One thing Fleabag manages, is to excoriate male sexuality. Even nice ones. She says of sensitive Harry (who distinguishes her from other girls “you can keep up”) as “wanting to make love” when all she wants “is a fuck”. In other words, Harry can’t attune himself to intense sometimes impersonal desire.
To those who know the dilated six-episode BBC3 version Waller-Bridge was asked to create, the one-person multi-voiced version will come as a familiar distillation – and unsettling surprise.
There are divergences, for instance Fleabag’s sister promises to help her out but doesn’t, instead of Fleabag’s not having the courage to ask. There’s no awful godmother, who’s only mentioned in a typical aside where their father “went and fucked our godmother”, so no theft of the wonderfully appalling Olivia Colman’s statuette; or the climactic scene in the retrospective. All that’s new.
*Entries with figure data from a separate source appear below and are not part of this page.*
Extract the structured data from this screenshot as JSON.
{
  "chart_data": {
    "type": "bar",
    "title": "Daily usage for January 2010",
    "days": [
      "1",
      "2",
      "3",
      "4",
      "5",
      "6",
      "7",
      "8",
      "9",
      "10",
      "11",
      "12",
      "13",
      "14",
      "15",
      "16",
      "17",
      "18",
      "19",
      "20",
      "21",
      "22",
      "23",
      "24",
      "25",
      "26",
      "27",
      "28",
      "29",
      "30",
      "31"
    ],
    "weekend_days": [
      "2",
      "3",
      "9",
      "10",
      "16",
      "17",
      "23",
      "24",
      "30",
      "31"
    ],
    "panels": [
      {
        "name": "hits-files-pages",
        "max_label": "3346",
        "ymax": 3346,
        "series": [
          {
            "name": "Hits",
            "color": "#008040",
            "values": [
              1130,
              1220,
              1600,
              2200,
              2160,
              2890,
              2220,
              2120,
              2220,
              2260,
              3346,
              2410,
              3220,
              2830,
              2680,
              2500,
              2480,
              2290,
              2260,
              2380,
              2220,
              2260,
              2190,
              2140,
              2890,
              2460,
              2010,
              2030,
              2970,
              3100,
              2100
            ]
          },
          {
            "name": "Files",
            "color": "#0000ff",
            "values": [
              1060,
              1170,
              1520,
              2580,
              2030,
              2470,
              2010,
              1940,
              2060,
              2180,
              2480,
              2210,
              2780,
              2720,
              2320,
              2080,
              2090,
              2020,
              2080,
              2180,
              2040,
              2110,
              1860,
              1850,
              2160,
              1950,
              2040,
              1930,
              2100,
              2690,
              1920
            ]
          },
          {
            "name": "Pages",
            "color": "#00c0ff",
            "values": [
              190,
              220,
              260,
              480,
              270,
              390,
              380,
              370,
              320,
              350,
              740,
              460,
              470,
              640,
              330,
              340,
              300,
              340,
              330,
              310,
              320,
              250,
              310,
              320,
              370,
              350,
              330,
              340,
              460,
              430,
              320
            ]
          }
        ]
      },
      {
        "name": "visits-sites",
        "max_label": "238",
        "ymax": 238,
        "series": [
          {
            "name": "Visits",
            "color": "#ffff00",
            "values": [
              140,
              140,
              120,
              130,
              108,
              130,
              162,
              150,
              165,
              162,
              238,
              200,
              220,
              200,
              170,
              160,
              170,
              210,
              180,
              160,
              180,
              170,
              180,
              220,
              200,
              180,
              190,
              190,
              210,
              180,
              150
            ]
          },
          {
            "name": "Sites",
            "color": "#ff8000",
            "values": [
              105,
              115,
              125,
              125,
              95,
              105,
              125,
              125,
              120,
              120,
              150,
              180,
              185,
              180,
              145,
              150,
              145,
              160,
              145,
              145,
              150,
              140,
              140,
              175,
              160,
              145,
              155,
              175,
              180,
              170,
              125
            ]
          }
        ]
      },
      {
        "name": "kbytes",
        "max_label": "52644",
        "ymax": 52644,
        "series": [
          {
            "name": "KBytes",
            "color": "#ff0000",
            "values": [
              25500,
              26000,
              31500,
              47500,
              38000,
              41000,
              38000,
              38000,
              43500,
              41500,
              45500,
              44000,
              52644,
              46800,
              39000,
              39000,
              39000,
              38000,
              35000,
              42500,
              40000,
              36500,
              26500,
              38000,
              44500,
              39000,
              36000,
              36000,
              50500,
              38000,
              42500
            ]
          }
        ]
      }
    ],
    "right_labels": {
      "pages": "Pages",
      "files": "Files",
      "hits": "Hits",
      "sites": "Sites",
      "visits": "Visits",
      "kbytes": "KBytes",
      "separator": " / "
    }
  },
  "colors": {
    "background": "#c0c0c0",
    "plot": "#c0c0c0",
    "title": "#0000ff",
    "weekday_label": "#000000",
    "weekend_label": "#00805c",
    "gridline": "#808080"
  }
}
The edgy then warmer then alienated sister is certainly the one who asks for her sweater back, and who’s havering over that Finnish job. Of course all this is dilated over several episodes and expanded. Seeing them both they complement each other. Waller-Bridge has managed to retain the energy and integrity of the original in her BBC series and as here she brings it round full circle to her bank manager, though in the original it’s as if we’ve traversed her whole story in a beat and we’re back in that office where he’s asked her to leave.
At its heart though is Boo, the friend who walked out after her boyfriend confessed to cheating on her, intending to get hospitalized. And got hit by a bike, a car and another bike, making the local news and causing some excitement. And there’s the guinea-pig Hilary, bought by Fleabag on a whim. She doesn’t even like guinea-pigs, “they’re pointless”. But Boo adores Hilary, it’s mutual. And she’s built like a guinea-pig herself, “straight down” Waller-Bridge gestures. She’s Fleabag’s best friend; no, her soulmate.
The once imposingly “gallish” Waller-Bridge is infectiously funny, even more confident in physical acting. She slows even more daringly to repetitive actions: miming vaginal photography in the disabled toilet at work is an excruciatingly drawn-out gem, playing an audience she knows is helpless. Her imitation if a runaway guinea-pig foraging, sniffing and sneaking out of its hutch s a tour-de-farce.
Waller-Bridge keeps all the original’s inflections, the stare, the arch look, wild energy, sudden startles of grief. It’s clear that she and Jones worked hard to preserve the Fleabag we know and had a new actor play it. Still, Waller-Bridge can’t resist setting the bar just that bit higher.
This production is Fleabag neat. Gulp it straight, don’t cough. Its harrowing streak of genius burns like a healing scar torn. There’s something in the original you’ll have to see. It’s not in the BBC version. This is where it goes too far for even sassy younger BBC3 viewers. Waller-Bridge might have wryly reflected that media compromise is about not killing your darlings. Again, its style is sex. Its message is grief and guilt. It’s like no other tragedy. You laugh all through and go out crying.
Post Killing Eve, post Bond, Waller-Bridge now bestrides Hollywood, but she and Vicky Jones in their company DryWrite have projects in train. We can only hope Waller-Bridge will return with different dramas, at least as original, raw, brilliantly funny and devastating as Fleabag.